Das ist der grandiose Blödsinn, der in der Hoffnung liegt, die Menschen müssten sich nur öffnen und den anderen unerschrocken all die Scheußlichkeiten aus ihrem Inneren zeigen, dann würden sie dafür geliebt und alles würde gut. Was ist daran komisch? Schwer zu sagen. Was so befreiend? Unklar. Aber ungeheuer komisch ist es, und auch befreiend. Es ist ein sehr überraschendes und irgendwie Wienerisches Ende dieser skandinavischen Gewaltorgie: der süße Trost des Makaberen, der kleine Kuss mitten im Schlatz und Gatsch von Blut und Sinnlosigkeit. Beschwingt und ein bissl müde geht man hinaus in die laue Frühlingsnacht – voll Mitgefühl für Marianne und Johan und für sich selbst.

 

Szenen einer Ehe
Frei nach dem gleichnamigen Film von Ingmar Bergman
Regie und Bühne: Markus Öhrn, Kostüm: Eleonore Carrière, Sounddesign: Joachim Zach, Lightdesign: Anton Andersson, Dramaturgie: Henning Nass.
Mit: Elias Eilinghoff, Bettina Lieder.
Premiere am 30. März 2023
Dauer: 2 Stunden 40 Minuten, eine Pause

www.volkstheater.at

Kritikenrundschau

"Die Inszenierung ist mit bald drei Stunden etwas zu lang geraten, aber Öhrn erweist sich einmal mehr als Meister des brutalen Kammerspiels," schreibt Petra Paterno in der Wiener Zeitung (31.3.2023). "Ob seine geradezu absurd-bestialische Deutung von 'Szenen einer Ehe' tatsächlich etwas über das gegenwärtige Beziehungsleben auszusagen vermag, darf bezweifelt werden - ein packender Theaterabend ist ihm allemal gelungen."

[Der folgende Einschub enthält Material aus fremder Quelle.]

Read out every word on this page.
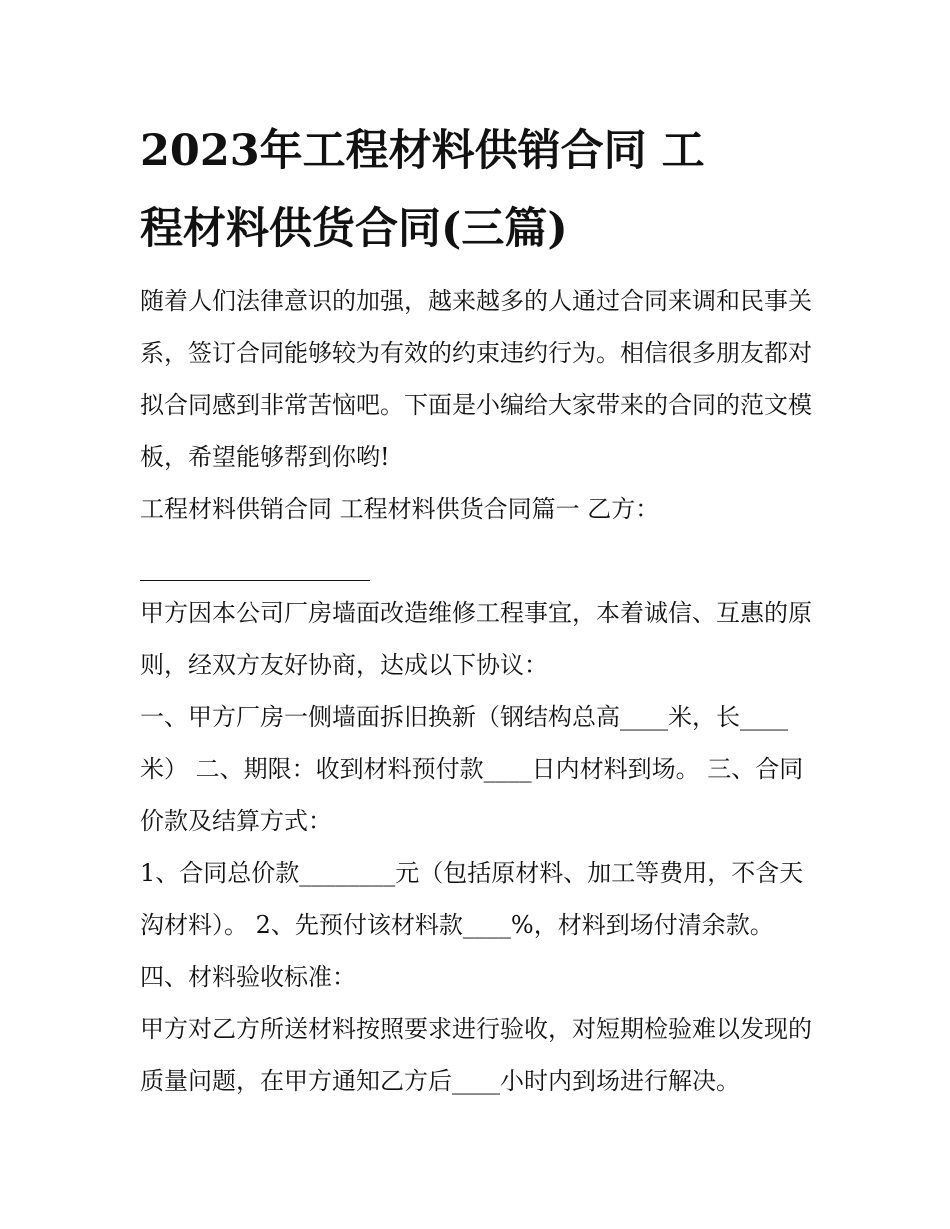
2023年工程材料供销合同 工
程材料供货合同(三篇)

随着人们法律意识的加强，越来越多的人通过合同来调和民事关系，签订合同能够较为有效的约束违约行为。相信很多朋友都对拟合同感到非常苦恼吧。下面是小编给大家带来的合同的范文模板，希望能够帮到你哟!

工程材料供销合同 工程材料供货合同篇一 乙方：

甲方因本公司厂房墙面改造维修工程事宜，本着诚信、互惠的原则，经双方友好协商，达成以下协议：

一、甲方厂房一侧墙面拆旧换新（钢结构总高____米，长____米） 二、期限：收到材料预付款____日内材料到场。 三、合同价款及结算方式：

1、合同总价款________元（包括原材料、加工等费用，不含天沟材料）。 2、先预付该材料款____%，材料到场付清余款。 四、材料验收标准：

甲方对乙方所送材料按照要求进行验收，对短期检验难以发现的质量问题，在甲方通知乙方后____小时内到场进行解决。
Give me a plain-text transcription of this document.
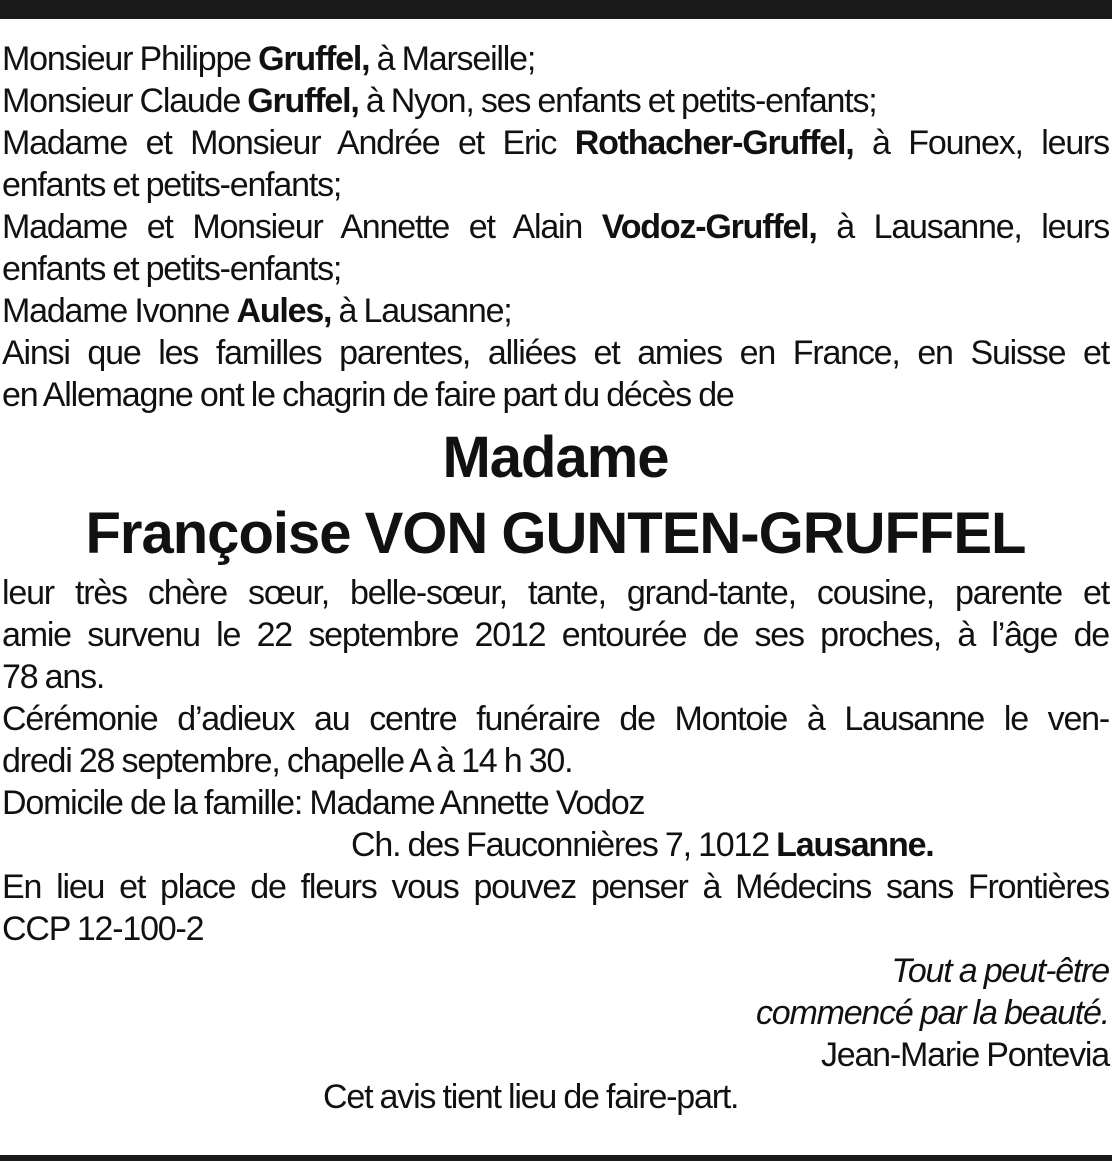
Monsieur Philippe Gruffel, à Marseille;
Monsieur Claude Gruffel, à Nyon, ses enfants et petits-enfants;
Madame et Monsieur Andrée et Eric Rothacher-Gruffel, à Founex, leurs
enfants et petits-enfants;
Madame et Monsieur Annette et Alain Vodoz-Gruffel, à Lausanne, leurs
enfants et petits-enfants;
Madame Ivonne Aules, à Lausanne;
Ainsi que les familles parentes, alliées et amies en France, en Suisse et
en Allemagne ont le chagrin de faire part du décès de
Madame
Françoise VON GUNTEN-GRUFFEL
leur très chère sœur, belle-sœur, tante, grand-tante, cousine, parente et
amie survenu le 22 septembre 2012 entourée de ses proches, à l’âge de
78 ans.
Cérémonie d’adieux au centre funéraire de Montoie à Lausanne le ven-
dredi 28 septembre, chapelle A à 14 h 30.
Domicile de la famille: Madame Annette Vodoz
Ch. des Fauconnières 7, 1012 Lausanne.
En lieu et place de fleurs vous pouvez penser à Médecins sans Frontières
CCP 12-100-2
Tout a peut-être
commencé par la beauté.
Jean-Marie Pontevia
Cet avis tient lieu de faire-part.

"Dieser Theaterabend beeindruckt durch eine ganz eigene, abgründige Komik," schreibt Theresa Luise Gindlstrasser in der Wiener Tageszeitung Der Standard (1.4.2023). "Die Öhrn’sche Fassung des Bergman-Dramas kehrt die Beziehungslosigkeit dieser bürgerlichen Beziehung hervor – bis ins Groteske überzeichnet. Jeweils zwischen den vier Teilen des Abends schließt sich der Vorhang für Umbaupausen. Musik von Bach oder die Fortführung der Carpe-diem-Sprüche an den Wänden des Foyers setzen das Bühnengeschehen als verstörend kunstvolle Gesamtabendgestaltung fort."